Wake Word Detection Demo

Background

In this post, I described how I setup a wake word detection model to take in audio input and determine whether or not the sequence contained the phrase "Hey Jarvis".

In this post, I'll describe how I setup the demo shared below so that it periodically takes in this information from the user's browser and sends it to the server to perform the same function.

Demo

Website Setup

One of the first initial roadblocks I ran into when trying to setup this demo was that I've written this website using Next.js, but my wake word detection model was written in Python. So I needed some way to pass data from JavaScript to some piece of code running Python.

There are many ways to accomplish this, but what I found the easiest was to setup a Flask server first for my Python code. So when I ran my project, I had two server instances running, each on different ports, one for Next.js (my JavaScript backend) and one for Flask (my Python backend).

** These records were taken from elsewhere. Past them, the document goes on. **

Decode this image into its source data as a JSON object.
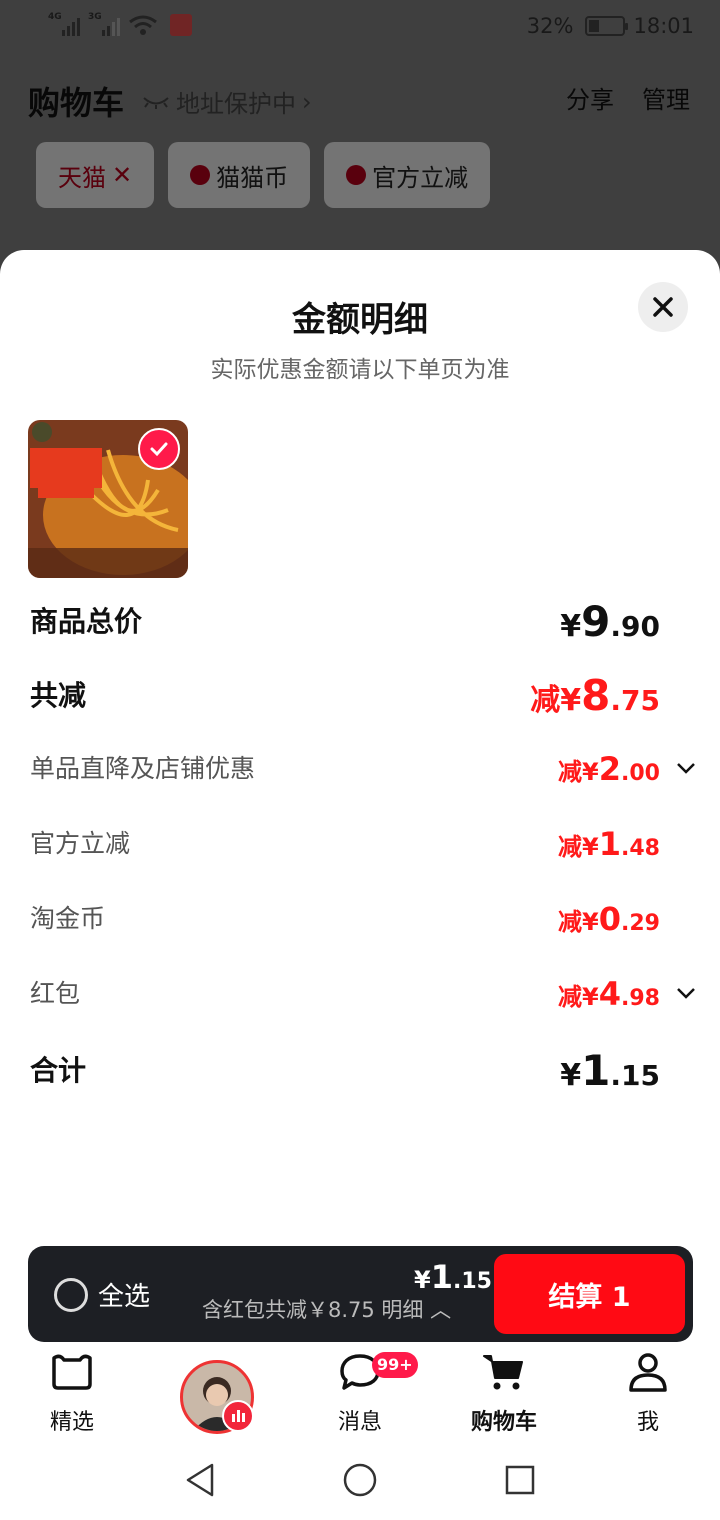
{
  "status_bar": {
    "signal1": "4G",
    "signal2": "3G",
    "battery": "32%",
    "time": "18:01"
  },
  "header": {
    "title": "购物车",
    "address_protect": "地址保护中",
    "share": "分享",
    "manage": "管理"
  },
  "filters": [
    {
      "label": "天猫"
    },
    {
      "label": "猫猫币"
    },
    {
      "label": "官方立减"
    }
  ],
  "sheet": {
    "title": "金额明细",
    "subtitle": "实际优惠金额请以下单页为准",
    "rows": [
      {
        "label": "商品总价",
        "prefix": "",
        "currency": "¥",
        "int": "9",
        "dec": ".90"
      },
      {
        "label": "共减",
        "prefix": "减",
        "currency": "¥",
        "int": "8",
        "dec": ".75"
      },
      {
        "label": "单品直降及店铺优惠",
        "prefix": "减",
        "currency": "¥",
        "int": "2",
        "dec": ".00"
      },
      {
        "label": "官方立减",
        "prefix": "减",
        "currency": "¥",
        "int": "1",
        "dec": ".48"
      },
      {
        "label": "淘金币",
        "prefix": "减",
        "currency": "¥",
        "int": "0",
        "dec": ".29"
      },
      {
        "label": "红包",
        "prefix": "减",
        "currency": "¥",
        "int": "4",
        "dec": ".98"
      },
      {
        "label": "合计",
        "prefix": "",
        "currency": "¥",
        "int": "1",
        "dec": ".15"
      }
    ]
  },
  "bottom_bar": {
    "select_all": "全选",
    "total": {
      "currency": "¥",
      "int": "1",
      "dec": ".15"
    },
    "discount_note": "含红包共减￥8.75 明细",
    "checkout": "结算 1"
  },
  "tabs": [
    {
      "label": "精选"
    },
    {
      "label": "消息",
      "badge": "99+"
    },
    {
      "label": "购物车"
    },
    {
      "label": "我"
    }
  ],
  "colors": {
    "accent_red": "#ff1a1a",
    "checkout_red": "#ff0a14",
    "dark_bar": "#1d1f24"
  }
}
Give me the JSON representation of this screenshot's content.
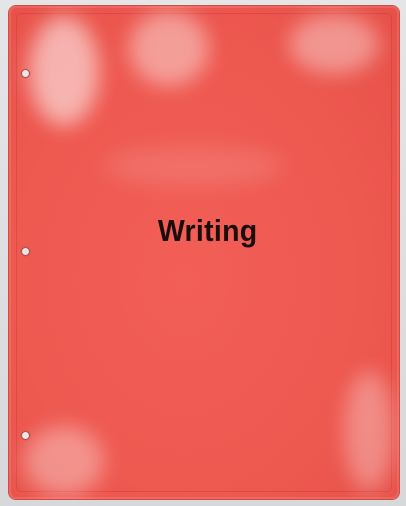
{
  "folder": {
    "label": "Writing",
    "color": "#ee5950",
    "hole_count": 3
  },
  "background_color": "#d9dadb"
}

I then modified my next.config.js to use rewrites to route incoming requests for certain APIs to the Flask server if needed. This is what the code in the next.config.js file looked like:

const nextConfig = {
  async rewrites() {
    return [
      {
        source: '/python_api/:path',
        destination: 'http://127.0.0.1:5000/:path'
      }
    ]
  }
}

This would cause all API requests to something that contained /python_api/ to be routed to the Flask server. Here is the process visualized:

Port Forwarding

Passing Data from Client to Server

Now that I had the server setup, I could focus on sending audio data from the client to the server. In order to do this, I used the MediaDevices and MediaRecorder API to record voice data from the browser. This link contains a comprehensive example that made up the bulk of my code. In the onStop function of the MediaRecorder, I would upload the audio data as a FormData in a POST method using the fetch API, similar to uploading a file to the server

The fetch API would route the request to /python_api/is_wakeword, and since we routed all requests to /python_api/* to the Flask server in the first part of this post, all these requests with the audio information as a file would be sent to the Python code in the Flask server.

The Python code in the Flask server would receive the audio data as a file, which can be saved to a temporary folder using Flask's API for handling file uploads. From here, the code would use torchaudio to load the file as a bunch of Tensors and feed the data into the PyTorch model to evaluate whether or not the file contained the wake word.

The result of the model evaluation is then returned from the API and passed down to the client in order to show whether or not the audio segment just recorded contained the wake word!

The final thing I needed to do send this information to the server periodically. In order to do this, I used setInterval with a delay of 2 seconds to periodically call .start() and .stop() on the MediaRecorder to ensure that the .onStop method was called every 2 seconds. This would result in audio data being uploaded to the server every 2 seconds.